Macron usou uma expressão particular, falou do elitismo republicano… 

"Significa que, se quisermos manter o sistema democrático republicano, precisamos dar a todos a oportunidade de adquirir habilidades. Um vale outro, mas apenas no início: estamos muito longe do momento em que cruzamos na Itália, onde a competência se torna um valor negativo porque você faz parte de uma elite. Macron não está dizendo de forma alguma que quer cancelar o treinamento ou que a competência não conta.
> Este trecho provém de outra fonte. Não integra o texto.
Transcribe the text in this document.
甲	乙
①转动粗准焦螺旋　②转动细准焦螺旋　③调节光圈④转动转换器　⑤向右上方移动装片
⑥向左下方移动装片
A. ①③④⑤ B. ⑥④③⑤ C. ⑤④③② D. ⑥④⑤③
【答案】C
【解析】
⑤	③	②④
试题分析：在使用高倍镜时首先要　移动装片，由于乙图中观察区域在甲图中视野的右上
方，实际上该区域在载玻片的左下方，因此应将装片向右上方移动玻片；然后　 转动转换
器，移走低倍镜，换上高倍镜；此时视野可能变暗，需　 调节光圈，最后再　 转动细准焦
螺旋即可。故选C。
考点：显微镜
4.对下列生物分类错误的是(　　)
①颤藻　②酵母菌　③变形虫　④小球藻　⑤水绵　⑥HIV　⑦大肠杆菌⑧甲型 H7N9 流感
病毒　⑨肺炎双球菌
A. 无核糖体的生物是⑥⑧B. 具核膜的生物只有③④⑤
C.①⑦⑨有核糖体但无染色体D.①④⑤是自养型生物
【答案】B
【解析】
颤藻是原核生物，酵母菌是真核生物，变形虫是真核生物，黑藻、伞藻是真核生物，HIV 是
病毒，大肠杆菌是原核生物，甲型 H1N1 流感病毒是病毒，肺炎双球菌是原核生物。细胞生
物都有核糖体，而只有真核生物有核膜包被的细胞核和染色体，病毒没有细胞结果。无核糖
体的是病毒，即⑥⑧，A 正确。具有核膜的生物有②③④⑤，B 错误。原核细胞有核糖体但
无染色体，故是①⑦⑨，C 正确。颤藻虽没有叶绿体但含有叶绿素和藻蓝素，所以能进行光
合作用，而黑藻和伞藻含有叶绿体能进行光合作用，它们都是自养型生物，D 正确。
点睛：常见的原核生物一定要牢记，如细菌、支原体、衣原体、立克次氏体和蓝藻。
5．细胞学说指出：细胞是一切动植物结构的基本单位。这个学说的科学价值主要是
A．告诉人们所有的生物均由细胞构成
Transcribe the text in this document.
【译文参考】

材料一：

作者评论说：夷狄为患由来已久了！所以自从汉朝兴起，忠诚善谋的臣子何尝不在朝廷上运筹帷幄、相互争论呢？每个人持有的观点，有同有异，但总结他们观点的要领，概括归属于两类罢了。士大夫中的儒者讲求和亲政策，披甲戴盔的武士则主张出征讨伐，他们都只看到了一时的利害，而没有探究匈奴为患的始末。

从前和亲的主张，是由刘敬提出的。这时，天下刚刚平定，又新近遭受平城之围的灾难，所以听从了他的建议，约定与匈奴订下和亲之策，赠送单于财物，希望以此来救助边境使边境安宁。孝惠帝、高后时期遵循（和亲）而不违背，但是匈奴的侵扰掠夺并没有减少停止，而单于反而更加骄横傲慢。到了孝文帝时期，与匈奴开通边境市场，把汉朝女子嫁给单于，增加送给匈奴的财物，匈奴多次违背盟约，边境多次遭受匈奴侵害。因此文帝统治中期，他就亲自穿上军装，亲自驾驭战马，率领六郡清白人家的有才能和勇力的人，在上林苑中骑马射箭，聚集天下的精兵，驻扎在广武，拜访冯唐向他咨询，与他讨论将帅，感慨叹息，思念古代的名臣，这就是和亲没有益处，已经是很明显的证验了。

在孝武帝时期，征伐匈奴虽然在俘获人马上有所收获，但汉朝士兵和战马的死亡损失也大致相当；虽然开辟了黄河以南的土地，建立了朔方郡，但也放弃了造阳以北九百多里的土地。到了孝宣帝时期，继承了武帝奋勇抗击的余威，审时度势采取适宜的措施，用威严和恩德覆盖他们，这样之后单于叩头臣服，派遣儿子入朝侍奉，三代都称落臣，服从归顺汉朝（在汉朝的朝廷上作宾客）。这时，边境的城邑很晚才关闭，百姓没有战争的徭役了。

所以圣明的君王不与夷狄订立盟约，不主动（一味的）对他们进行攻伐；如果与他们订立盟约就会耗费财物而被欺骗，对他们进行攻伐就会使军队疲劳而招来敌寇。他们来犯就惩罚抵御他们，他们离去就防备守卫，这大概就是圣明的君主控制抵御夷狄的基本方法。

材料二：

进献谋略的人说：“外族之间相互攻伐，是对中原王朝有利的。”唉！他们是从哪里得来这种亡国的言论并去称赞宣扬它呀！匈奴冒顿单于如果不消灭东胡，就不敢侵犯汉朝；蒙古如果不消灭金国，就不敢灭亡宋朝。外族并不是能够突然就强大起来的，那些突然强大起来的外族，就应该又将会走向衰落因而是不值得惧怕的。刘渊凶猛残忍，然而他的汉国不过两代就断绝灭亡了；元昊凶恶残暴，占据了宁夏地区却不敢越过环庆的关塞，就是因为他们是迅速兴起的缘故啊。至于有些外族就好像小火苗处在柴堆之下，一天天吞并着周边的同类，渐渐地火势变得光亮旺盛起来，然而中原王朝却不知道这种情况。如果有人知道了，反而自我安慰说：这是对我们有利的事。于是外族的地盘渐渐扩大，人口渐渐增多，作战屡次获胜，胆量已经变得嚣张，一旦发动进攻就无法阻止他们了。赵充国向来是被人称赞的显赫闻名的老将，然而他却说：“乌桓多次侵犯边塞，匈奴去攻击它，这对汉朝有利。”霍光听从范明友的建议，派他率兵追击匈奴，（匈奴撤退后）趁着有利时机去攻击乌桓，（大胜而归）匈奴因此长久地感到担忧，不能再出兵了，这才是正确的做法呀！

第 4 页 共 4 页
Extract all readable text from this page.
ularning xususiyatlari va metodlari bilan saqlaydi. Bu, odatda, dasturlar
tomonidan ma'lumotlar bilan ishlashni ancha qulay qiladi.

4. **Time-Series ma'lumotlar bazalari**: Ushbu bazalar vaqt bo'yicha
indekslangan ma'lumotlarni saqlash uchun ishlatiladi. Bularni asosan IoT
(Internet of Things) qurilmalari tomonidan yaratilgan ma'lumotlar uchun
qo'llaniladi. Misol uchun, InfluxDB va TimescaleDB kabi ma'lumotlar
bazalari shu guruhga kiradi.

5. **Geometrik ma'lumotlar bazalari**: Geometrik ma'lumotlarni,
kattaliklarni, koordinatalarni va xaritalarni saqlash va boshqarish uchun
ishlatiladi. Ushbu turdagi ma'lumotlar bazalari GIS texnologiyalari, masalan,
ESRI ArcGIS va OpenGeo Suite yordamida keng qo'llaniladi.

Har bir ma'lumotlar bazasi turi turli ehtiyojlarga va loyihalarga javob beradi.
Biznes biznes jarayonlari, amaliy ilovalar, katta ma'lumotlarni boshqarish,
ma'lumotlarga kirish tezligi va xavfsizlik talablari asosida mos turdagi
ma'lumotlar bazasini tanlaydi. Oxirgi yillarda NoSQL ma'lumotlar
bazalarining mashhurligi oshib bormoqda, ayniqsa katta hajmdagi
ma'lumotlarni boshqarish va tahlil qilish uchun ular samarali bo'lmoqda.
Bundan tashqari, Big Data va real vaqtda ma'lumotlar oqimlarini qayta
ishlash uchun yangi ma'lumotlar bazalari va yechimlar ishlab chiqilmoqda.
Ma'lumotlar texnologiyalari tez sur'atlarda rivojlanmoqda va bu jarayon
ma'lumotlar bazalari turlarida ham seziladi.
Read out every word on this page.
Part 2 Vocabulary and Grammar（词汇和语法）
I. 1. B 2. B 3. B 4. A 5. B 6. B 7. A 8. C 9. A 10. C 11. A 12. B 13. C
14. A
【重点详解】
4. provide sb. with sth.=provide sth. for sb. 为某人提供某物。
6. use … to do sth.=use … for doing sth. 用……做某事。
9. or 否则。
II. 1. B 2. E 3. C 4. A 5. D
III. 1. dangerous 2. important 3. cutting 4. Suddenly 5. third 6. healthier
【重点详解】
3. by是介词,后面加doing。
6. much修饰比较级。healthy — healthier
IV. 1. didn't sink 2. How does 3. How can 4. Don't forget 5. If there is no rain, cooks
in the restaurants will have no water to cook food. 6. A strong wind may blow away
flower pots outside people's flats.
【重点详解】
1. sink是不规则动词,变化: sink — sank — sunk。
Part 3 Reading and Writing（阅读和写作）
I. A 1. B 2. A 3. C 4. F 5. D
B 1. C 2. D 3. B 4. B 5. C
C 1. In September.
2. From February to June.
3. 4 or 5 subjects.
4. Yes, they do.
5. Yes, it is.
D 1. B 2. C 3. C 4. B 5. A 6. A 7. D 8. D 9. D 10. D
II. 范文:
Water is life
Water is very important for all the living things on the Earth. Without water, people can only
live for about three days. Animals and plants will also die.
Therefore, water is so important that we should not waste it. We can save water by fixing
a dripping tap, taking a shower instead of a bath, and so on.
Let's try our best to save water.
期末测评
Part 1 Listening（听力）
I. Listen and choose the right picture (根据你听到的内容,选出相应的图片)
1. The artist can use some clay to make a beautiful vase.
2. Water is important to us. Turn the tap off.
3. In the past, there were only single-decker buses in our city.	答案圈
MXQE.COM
Seu desafio é difícil, mas se quisermos manter o sistema democrático, precisamos reformar corajosamente as instituições, dando respostas completamente diferentes das dadas por Marine Le Pen, Matteo Salvini ou Luigi Di Maio”.

Por exemplo, como?

“Acabamos de sair de um 25 de abril celebrado com convicção por todas as forças constitucionais. Mas repito, não devemos ser apenas nostálgicos e comemorativos. E não podemos ficar parados assistindo à demolição progressiva do sistema representativo. Estou pensando, por exemplo, na proposta sem sentido de um referendo proativo. Nosso modelo está passando por um momento agudo e grave que requer uma evolução que responda à evolução social, caso contrário, não resta nada além da deriva autoritária: o modelo "democrático" de Putin, que Trump também gostaria, retido pelo Congresso. Na França, Emmanuel Macron está tentando dar novas respostas. Mesmo na Itália você pode encontrar soluções que interpretam as necessidades sociais de forma democrática”.

Sua proposta?

"Em vez de correr atrás desse imposto fixo inútil, a carga tributária deveria ser reduzida, aumentando assim os salários da classe média, e as empresas deveriam ser apoiadas. Para finalizar e não perder o fio da conversa, voltemos a Macron: ele anunciou reformas corajosas que levam tempo. Infelizmente, não tem muito e corre o risco de se encontrar a meio quando o seu mandato expirar em 2022”.